What shines thru all that Jim has to say on the subject is a desire to judge, rather than analyse and understand. Even academic sovietology and its post-soviet incarnations have got beyond anything so shallow; who now wants to waste time comparing and contrasting soviet and American development models? Who seriously can take Stalin's idea of 'socialism in one country' at face value, as (this is weird, when you think about it) Jim Heartfield does? For once you start to analyse the global historical context, and to consider the ways in which the USSR was always imbricated into the global accumulation process, and never rose above, and never could have risen above, the forms of technology, production and the social division of labour, including crucially the division of intellectual and manual labour, which prevailed in the west -- then what on earth sense does it make to even begin to regard the Soviet 'model' as one worth taking seriously in its own terms, and in terms of its own ideological self-perception?

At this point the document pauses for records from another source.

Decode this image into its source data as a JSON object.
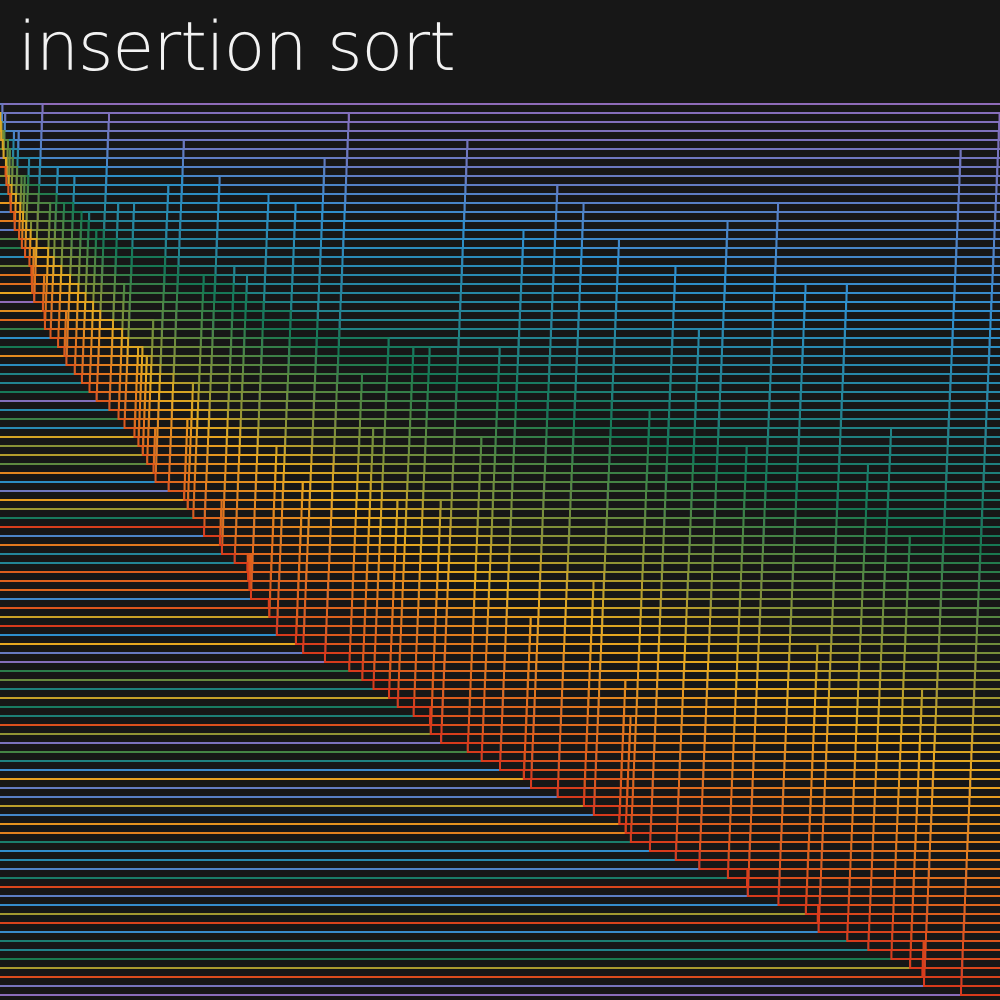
{
  "header": {
    "title": "insertion sort"
  }
}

The C19 Russian empire was a 'weak link', a state and society which was unable to modernise and was always a candidate for Africanisation, as tsarism imploded under western industrial, political and military pressure. What was always on the cards has now happened: but it was Soviet communism, aka Stalinism, kept that grim outcome at bay for seven decades. That's the real context. What Jim Heartfield retrospectively presribes for the Soviet Union was to abandon stalinist autarky and 'embrace the market'. In other words, he prescribes what Yeltsin prescribes.

It's as simple as that. It's an undisguised apologetics for colonial 'solutions' to developmental 'problems'.